L’écriture de Dagerman, faite de descriptions factuelles, concises, est une écriture sèche et précise, parfois rugueuse, dans laquelle se lit chaque sous-entendu, dans laquelle on comprend le monde et nos propres ombres avec une acuité ahurissante. Les âpretés y côtoient des fulgurances éclatantes, et de ce mélange particulier nait une beauté terriblement sombre.

Avec sa lucidité impitoyable et sa prose acérée Dagerman réduit à néant les distances temporelles et spatiales entre le roman et son lecteur. L’enfant brûlé, comme beaucoup d’autres textes de l’écrivain, est de ces œuvres majeures qui parlent directement aux âmes humaines.
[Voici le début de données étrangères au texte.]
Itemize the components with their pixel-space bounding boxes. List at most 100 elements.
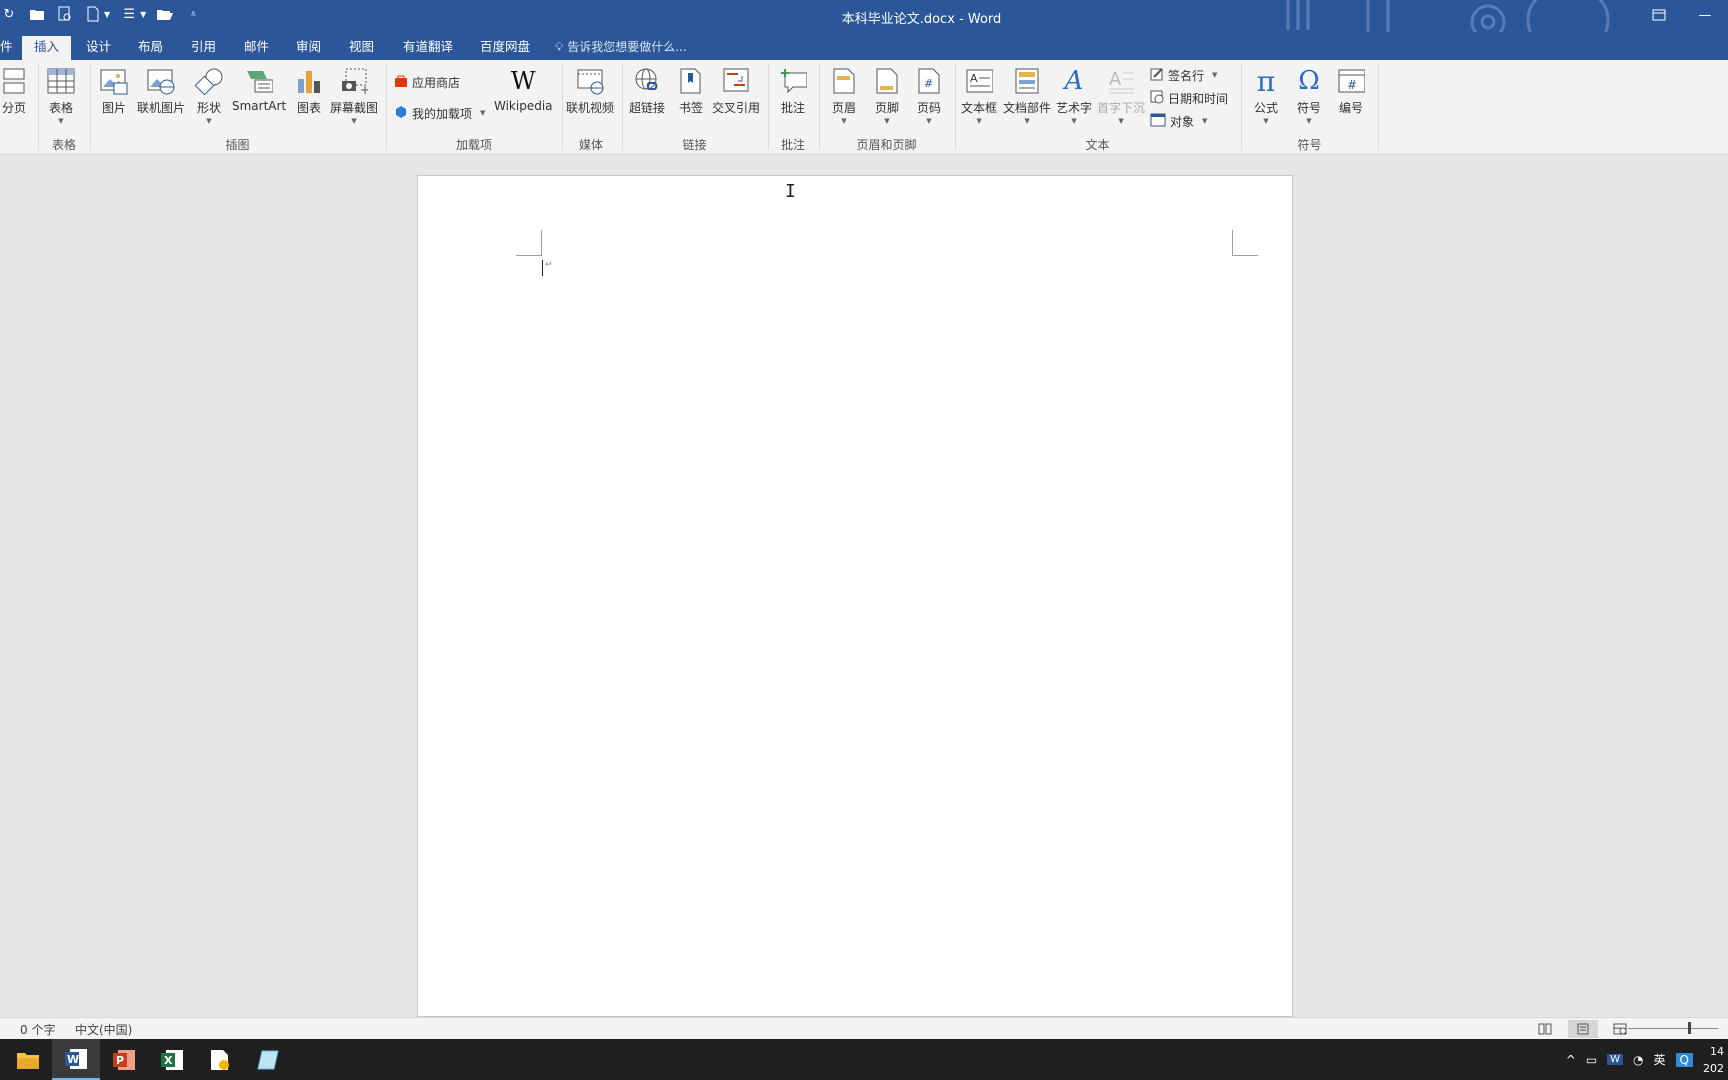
excel-app-icon[interactable]: X — [148, 1039, 196, 1080]
tab-file[interactable]: 件 — [0, 36, 21, 60]
chevron-down-icon: ▼ — [884, 117, 890, 125]
wikipedia-icon: W — [510, 67, 536, 95]
minimize-icon[interactable]: — — [1682, 0, 1728, 30]
chart-button[interactable]: 图表 — [295, 66, 323, 116]
chevron-down-icon: ▼ — [926, 117, 932, 125]
svg-text:#: # — [924, 77, 933, 90]
tab-mailings[interactable]: 邮件 — [236, 36, 277, 60]
hyperlink-button[interactable]: 超链接 — [629, 66, 665, 116]
notepad-app-icon[interactable] — [244, 1039, 292, 1080]
store-bag-icon — [394, 74, 408, 91]
tab-layout[interactable]: 布局 — [130, 36, 171, 60]
picture-label: 图片 — [101, 101, 126, 115]
chevron-down-icon: ▼ — [206, 117, 212, 125]
group-label-symbols: 符号 — [1297, 138, 1322, 152]
drop-cap-button[interactable]: A 首字下沉 ▼ — [1097, 66, 1145, 125]
ribbon-display-options-icon[interactable] — [1636, 0, 1682, 30]
word-app-icon[interactable]: W — [52, 1039, 100, 1080]
zoom-out-icon[interactable]: − — [1612, 1021, 1622, 1035]
title-bar: ↻ ▼ ☰ ▼ ⩡ 本科毕业论文.docx - Word — — [0, 0, 1728, 52]
tab-youdao[interactable]: 有道翻译 — [395, 36, 461, 60]
wordart-label: 艺术字 — [1056, 101, 1093, 115]
svg-text:A: A — [970, 72, 978, 85]
quick-parts-label: 文档部件 — [1003, 101, 1052, 115]
svg-text:#: # — [1347, 78, 1357, 92]
clock[interactable]: 14 202 — [1703, 1043, 1724, 1077]
store-button[interactable]: 应用商店 — [394, 72, 460, 92]
svg-text:W: W — [67, 1053, 79, 1066]
battery-icon[interactable]: ▭ — [1586, 1053, 1597, 1067]
wordart-button[interactable]: A 艺术字 ▼ — [1056, 66, 1092, 125]
hyperlink-globe-icon — [633, 66, 661, 96]
mouse-ibeam-cursor-icon: I — [785, 181, 796, 202]
quick-parts-button[interactable]: 文档部件 ▼ — [1003, 66, 1051, 125]
hyperlink-label: 超链接 — [629, 101, 666, 115]
bookmark-button[interactable]: 书签 — [677, 66, 705, 116]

Parce qu’il les a sondées. Parce qu’il y a vu quelque chose d’universel et d’inquiétant. Une animalité qu’il déverse dans le roman avec l’allégorie de la jalousie comme tigre qui dépèce la raison incarnée en gazelle. Mais surtout avec la présence du chien de Gun. Animal méprisé, maltraité parce qu’il est le témoin silencieux de toute l’histoire. Le miroir de la conscience des hommes :

Dans le monde des petits chiens nous sommes tous des tricheurs. Dans le monde des petits chiens nous faisons tout pour rire. Pour rire, nous donnons à manger des petits morceaux de nos sentiments. Pour rire nous disons que nous aimons tout les petits chiens que nous rencontrons […] Dans le monde des petits chiens la confiance est inutile ; aussi n’en a-t-on pas. Si par hasard quelqu’un en a, c’est pour rire. Car dans le monde des petits chiens tout ce qui arrive, arrive pour rire.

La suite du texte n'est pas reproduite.